In the multi region architecture, each key is owned by a primary replica which
is located at the region that you choose as primary region. Read replicas become
the backups of the primary for the related keys. The primary replica processes
the writes, then propagates them to the read replicas. Read requests are
processed by all replicas, this means you can read a value from any of the
replicas. This model gives a better write consistency and read scalability.

Each replica employs a failure detector to track the liveness of the primary
replica. When the primary replica fails for a reason, read replicas start a new
leader election round and elect a new leader (primary). This is the only
unavailability window for the cluster where your requests can be blocked for a
short period of time.

<Note>
  Global Database is designed to optimize the latency of READ operations. It may
  not be a good choice if your use case is WRITE heavy.
</Note>

### Use Cases

* **Edge functions:** Edge computing (Cloudflare workers, Fastly Compute) is
  becoming a popular way of building globally fast applications. But there are
  limited data solutions accessible from edge functions. Upstash Global Database
  is accessible from Edge functions with the REST API. Low latency from all edge
  locations makes it a perfect solution for Edge functions

* Multi region serverless architectures: You can run your AWS Lambda function in
  multiple regions to lower global latency. Vercel/Netlify functions can be run
  in different regions. Upstash Global database provides low latency data
  wherever your serverless functions are.
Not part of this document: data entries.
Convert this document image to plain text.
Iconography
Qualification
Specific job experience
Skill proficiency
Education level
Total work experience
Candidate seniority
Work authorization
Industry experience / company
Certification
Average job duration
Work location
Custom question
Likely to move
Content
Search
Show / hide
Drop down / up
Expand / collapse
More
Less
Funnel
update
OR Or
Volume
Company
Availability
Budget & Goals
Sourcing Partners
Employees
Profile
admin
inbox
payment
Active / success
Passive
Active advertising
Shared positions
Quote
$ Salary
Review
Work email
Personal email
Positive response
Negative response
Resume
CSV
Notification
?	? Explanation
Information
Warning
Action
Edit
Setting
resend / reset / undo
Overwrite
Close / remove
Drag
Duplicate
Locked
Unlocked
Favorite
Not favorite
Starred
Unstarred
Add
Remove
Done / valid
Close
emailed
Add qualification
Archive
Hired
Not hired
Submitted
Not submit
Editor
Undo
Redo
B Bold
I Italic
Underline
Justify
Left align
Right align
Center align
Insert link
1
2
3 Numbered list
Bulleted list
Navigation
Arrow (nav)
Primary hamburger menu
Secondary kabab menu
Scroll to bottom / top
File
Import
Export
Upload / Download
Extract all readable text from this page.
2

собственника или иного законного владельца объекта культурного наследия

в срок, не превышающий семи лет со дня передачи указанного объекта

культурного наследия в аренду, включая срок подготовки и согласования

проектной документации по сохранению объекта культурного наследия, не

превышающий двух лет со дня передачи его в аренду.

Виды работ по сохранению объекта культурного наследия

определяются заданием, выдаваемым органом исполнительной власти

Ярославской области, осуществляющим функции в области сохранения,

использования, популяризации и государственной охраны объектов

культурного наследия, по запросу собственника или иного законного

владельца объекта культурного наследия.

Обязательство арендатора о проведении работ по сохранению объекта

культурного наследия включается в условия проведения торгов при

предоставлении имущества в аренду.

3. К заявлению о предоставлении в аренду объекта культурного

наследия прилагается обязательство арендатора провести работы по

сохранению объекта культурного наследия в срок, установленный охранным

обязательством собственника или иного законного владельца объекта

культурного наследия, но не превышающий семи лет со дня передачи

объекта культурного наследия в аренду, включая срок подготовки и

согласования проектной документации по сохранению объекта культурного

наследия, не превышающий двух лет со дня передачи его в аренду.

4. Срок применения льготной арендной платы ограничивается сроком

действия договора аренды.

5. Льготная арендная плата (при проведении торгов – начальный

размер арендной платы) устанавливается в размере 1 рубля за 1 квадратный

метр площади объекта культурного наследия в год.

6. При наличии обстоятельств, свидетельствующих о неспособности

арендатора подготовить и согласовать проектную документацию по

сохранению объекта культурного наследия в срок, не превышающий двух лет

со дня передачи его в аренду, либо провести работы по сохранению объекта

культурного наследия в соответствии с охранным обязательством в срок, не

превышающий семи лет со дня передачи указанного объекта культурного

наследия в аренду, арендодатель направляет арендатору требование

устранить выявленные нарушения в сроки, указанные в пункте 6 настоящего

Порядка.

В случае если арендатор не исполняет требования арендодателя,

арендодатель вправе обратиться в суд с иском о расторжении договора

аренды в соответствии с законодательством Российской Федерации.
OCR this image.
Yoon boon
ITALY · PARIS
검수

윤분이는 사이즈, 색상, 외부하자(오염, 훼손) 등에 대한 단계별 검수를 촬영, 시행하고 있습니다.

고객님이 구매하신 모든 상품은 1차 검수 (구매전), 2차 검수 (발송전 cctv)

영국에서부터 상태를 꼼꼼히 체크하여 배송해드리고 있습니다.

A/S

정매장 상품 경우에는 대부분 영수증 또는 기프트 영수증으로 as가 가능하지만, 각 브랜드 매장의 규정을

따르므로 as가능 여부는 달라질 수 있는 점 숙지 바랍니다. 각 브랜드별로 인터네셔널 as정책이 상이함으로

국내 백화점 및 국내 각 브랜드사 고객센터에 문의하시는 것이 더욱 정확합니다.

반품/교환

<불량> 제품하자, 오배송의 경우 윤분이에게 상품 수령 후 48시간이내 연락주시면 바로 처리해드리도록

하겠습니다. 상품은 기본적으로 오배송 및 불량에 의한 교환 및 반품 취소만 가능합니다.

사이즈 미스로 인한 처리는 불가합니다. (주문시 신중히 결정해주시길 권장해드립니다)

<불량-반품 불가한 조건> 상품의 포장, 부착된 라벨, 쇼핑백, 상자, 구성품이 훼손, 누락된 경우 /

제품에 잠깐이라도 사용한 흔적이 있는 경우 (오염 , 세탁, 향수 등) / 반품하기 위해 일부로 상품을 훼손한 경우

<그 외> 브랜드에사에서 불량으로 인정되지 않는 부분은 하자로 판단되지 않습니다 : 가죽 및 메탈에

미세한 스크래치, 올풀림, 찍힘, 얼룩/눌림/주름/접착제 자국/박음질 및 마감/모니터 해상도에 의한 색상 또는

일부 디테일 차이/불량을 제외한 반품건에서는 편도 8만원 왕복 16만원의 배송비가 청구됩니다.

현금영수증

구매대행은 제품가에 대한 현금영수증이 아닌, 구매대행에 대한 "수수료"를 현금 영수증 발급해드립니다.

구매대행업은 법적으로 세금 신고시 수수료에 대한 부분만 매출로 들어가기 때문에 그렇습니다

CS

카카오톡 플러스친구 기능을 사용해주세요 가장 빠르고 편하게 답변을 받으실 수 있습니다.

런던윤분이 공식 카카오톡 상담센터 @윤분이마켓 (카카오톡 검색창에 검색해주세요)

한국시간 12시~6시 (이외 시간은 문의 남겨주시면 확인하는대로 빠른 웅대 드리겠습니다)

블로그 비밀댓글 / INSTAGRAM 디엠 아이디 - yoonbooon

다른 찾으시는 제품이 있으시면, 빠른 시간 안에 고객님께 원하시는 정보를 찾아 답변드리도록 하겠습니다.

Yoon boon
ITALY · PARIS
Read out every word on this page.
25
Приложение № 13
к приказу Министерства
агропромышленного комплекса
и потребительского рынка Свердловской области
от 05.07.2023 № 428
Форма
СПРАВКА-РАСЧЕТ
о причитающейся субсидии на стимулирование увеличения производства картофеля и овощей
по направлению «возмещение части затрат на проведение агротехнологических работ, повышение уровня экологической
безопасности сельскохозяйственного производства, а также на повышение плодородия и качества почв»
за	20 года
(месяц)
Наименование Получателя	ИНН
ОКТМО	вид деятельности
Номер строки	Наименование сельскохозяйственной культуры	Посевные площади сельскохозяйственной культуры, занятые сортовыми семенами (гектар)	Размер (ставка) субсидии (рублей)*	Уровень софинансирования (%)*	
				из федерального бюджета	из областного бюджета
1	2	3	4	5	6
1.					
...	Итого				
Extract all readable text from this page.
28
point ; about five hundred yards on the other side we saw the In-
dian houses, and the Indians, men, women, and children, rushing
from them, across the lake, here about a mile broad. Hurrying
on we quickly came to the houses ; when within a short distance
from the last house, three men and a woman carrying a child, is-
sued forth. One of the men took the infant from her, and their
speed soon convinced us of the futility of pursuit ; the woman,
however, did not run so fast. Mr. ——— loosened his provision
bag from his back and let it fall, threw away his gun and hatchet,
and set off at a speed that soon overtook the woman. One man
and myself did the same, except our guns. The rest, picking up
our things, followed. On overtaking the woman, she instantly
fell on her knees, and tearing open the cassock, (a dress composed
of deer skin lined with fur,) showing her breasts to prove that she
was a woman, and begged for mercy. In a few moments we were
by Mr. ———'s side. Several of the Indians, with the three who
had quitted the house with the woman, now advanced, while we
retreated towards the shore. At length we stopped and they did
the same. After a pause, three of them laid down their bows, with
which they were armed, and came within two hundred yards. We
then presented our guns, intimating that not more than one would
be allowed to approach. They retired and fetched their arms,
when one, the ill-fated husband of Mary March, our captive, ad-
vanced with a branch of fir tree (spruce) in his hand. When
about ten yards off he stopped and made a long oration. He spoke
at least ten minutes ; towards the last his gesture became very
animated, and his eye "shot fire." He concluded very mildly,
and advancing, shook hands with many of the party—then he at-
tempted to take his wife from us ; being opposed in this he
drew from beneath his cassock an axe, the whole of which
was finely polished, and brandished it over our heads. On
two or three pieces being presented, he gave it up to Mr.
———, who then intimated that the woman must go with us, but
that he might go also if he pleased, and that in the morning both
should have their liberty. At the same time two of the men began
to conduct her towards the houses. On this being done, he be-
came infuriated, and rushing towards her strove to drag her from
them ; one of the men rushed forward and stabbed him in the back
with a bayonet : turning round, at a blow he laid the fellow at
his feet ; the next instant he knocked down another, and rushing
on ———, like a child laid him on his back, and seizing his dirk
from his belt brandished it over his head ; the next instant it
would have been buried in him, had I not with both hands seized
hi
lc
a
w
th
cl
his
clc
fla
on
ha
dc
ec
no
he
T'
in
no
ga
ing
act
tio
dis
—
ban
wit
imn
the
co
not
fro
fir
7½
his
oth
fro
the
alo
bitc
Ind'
* Web/mobile use cases where you need low latency globally. Thanks to the read
  only REST API, you can access Redis from your web/mobile application directly.
  In such a case, Global Database will help to lower the latency as you can
  expect the clients from anywhere.

### High Availability and Disaster Recovery

Although the main motivation behind the Global Database is to provide low
latency; it also makes your database resilient to region wide failures. When a
region is not available, your requests are routed to another region; so your
database remains available.

### Consistency

Global Database is an eventually consistent database. The write request returns
after the primary replica processes the operation. Write operation is replicated
to read replicas asynchronously. Read requests can be served by any replica,
which gives better horizontal scalability but also means a read request may
return a stale value while a write operation for the same key is being
propagated to read replicas.

In case of cluster wide failures like network partitioning (split brain);
periodically running anti entropy jobs resolve the conflicts using LWW
algorithms and converge the replicas to the same state.

### Upgrade from Regional to Global

Currently, we do not support auto-upgrade from regional to global database. You
can export data from your old database and import into the global database.

### Pricing

Global Database charges \$0.2 per 100K commands. The write commands are replicated to all read regions in addition to primary region so the replications are counted as commands. For example, if you have 1 primary 1 read region, 100K writes will cost \$0.4 (\$0.2 x 2). You can use Global Database in the free tier too. Free usage is limited with max one read region.